La requête a été communiquée à M. A... qui n'a pas présenté d'observations.
Vu les autres pièces du dossier ;
Vu :
- la convention européenne de sauvegarde des droits de l'homme et des libertés fondamentales ;
- le code de l'entrée et du séjour des étrangers et du droit d'asile ;
- le code de justice administrative ;
Le président de la formation de jugement ayant dispensé la rapporteure publique, sur sa proposition, de prononcer des conclusions à l'audience ;
Les parties ayant été régulièrement averties du jour de l'audience ;
Après avoir entendu au cours de l'audience publique le rapport de Mme Evrard, présidente assesseure ;
Considérant ce qui suit :
1. M. A..., ressortissant turc né le 1er octobre 2002, est entré en France le 25 décembre 2022 et a présenté une demande d'asile. Sa demande a été rejetée par décision de l'Office français de protection des réfugiés et apatrides (OFPRA) du 16 août 2023, confirmée par la Cour nationale du droit d'asile (CNDA), le 7 décembre 2023. Par arrêté du 14 décembre 2023, le préfet de la Haute-Savoie l'a obligé de quitter le territoire français dans un délai de trente jours sur le fondement du 4° de l'article L. 611-1 du code de l'entrée et du séjour des étrangers et du droit d'asile, a fixé le pays de destination et lui a fait interdiction de retour sur le territoire français pour une durée d'un an. Le préfet de la Haute-Savoie relève appel du jugement du 14 février 2024 par lequel le magistrat désigné du tribunal administratif de Grenoble a annulé cet arrêté et lui a enjoint de réexaminer la situation de M. A... dans le délai d'un mois à compter de la notification du jugement après délivrance d'une autorisation provisoire de séjour.

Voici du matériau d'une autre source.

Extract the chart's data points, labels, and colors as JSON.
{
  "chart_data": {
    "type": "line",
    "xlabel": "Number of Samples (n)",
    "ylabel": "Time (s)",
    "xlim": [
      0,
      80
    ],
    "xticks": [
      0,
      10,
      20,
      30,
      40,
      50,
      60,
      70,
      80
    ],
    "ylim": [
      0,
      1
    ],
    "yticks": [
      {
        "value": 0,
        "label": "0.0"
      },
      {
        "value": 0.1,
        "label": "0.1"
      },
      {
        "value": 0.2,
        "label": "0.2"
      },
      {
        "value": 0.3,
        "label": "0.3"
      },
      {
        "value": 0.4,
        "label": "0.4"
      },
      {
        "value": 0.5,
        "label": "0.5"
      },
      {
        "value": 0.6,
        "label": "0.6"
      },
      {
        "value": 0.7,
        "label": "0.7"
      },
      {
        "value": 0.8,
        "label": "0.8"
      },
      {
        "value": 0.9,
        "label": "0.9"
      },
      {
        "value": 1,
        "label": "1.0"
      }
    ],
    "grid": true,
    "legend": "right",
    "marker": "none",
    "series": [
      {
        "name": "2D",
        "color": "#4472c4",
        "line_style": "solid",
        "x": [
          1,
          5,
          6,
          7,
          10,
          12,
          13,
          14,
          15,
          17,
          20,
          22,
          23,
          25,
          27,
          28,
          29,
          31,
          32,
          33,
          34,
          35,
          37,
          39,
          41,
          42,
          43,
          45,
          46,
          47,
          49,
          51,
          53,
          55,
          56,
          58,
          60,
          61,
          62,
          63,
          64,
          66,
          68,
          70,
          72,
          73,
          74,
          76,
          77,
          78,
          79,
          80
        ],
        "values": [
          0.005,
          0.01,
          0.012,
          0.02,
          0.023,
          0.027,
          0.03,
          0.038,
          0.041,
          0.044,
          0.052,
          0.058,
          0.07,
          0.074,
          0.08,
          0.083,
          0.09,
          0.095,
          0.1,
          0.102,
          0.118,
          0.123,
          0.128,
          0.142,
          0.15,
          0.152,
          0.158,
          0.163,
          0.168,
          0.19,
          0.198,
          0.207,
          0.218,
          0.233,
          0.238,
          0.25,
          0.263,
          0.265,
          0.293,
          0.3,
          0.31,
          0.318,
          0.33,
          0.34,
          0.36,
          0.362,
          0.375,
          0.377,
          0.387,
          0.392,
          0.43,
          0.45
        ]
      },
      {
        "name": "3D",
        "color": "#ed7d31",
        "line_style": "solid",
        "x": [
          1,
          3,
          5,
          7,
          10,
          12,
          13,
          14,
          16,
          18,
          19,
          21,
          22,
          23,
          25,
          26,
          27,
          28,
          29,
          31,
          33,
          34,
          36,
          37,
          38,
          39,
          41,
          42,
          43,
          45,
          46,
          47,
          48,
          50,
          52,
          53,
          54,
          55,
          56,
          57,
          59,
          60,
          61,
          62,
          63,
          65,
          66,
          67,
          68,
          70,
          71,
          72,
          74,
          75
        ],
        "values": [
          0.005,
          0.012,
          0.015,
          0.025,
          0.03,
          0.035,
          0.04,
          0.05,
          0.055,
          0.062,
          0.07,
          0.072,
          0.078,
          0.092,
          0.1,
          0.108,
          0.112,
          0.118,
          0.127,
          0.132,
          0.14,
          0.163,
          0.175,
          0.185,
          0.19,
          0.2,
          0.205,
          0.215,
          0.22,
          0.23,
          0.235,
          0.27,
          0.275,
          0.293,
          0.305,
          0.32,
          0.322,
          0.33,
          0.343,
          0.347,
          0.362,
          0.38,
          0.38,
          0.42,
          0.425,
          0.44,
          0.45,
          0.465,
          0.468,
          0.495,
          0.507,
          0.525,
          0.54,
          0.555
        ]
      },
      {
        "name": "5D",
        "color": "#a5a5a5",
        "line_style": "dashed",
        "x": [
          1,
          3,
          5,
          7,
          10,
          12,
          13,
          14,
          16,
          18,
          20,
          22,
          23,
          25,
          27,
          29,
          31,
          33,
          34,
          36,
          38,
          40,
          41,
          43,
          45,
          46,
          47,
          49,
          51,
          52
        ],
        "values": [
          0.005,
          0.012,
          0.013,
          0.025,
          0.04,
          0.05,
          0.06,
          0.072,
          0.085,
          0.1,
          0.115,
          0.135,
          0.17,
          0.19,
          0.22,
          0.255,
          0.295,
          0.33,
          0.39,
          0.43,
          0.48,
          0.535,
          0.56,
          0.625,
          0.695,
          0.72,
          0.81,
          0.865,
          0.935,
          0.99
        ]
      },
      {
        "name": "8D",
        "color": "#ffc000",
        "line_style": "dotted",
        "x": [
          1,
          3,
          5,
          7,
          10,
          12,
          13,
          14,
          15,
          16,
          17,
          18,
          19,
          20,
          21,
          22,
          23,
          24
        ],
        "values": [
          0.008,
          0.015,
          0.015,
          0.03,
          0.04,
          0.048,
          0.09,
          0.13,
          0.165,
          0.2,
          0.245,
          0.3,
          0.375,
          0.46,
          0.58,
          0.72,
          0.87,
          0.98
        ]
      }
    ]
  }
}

Sur le motif d'annulation retenu par le tribunal :
2. D'une part, aux termes de l'article L. 611-1 du code de l'entrée et du séjour des étrangers et du droit d'asile : " L'autorité administrative peut obliger un étranger à quitter le territoire français lorsqu'il se trouve dans les cas suivants : (...) 4° La reconnaissance de la qualité de réfugié (...) a été définitivement refusé à l'étranger (...) ".

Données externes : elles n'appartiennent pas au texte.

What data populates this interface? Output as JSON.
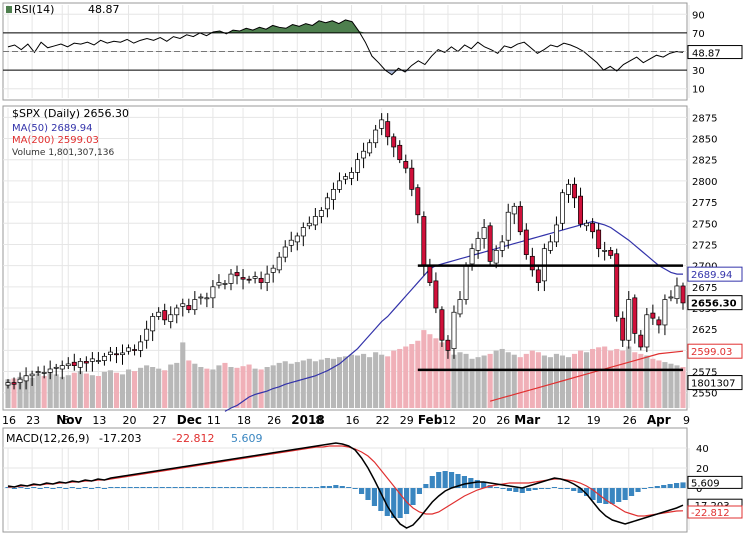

3. D'autre part, aux termes de l'article L. 541-1 du même code : " Le demandeur d'asile dont l'examen de la demande relève de la compétence de la France et qui a introduit sa demande auprès de l'Office français de protection des réfugiés et apatrides bénéficie du droit de se maintenir sur le territoire français ". Aux termes de l'article L. 542-1 du même code : " Lorsqu'un recours contre la décision de rejet de l'office a été formé (...), le droit du demandeur de se maintenir sur le territoire français prend fin à la date de la lecture en audience publique de la décision de la Cour nationale du droit d'asile (...) ". Aux termes de l'article L. 532-53 du même code : " Les décisions de la Cour nationale du droit d'asile sont lues en audience publique. Leur sens est publié pour une durée de quinze jours sur le site internet de la Cour nationale du droit d'asile ".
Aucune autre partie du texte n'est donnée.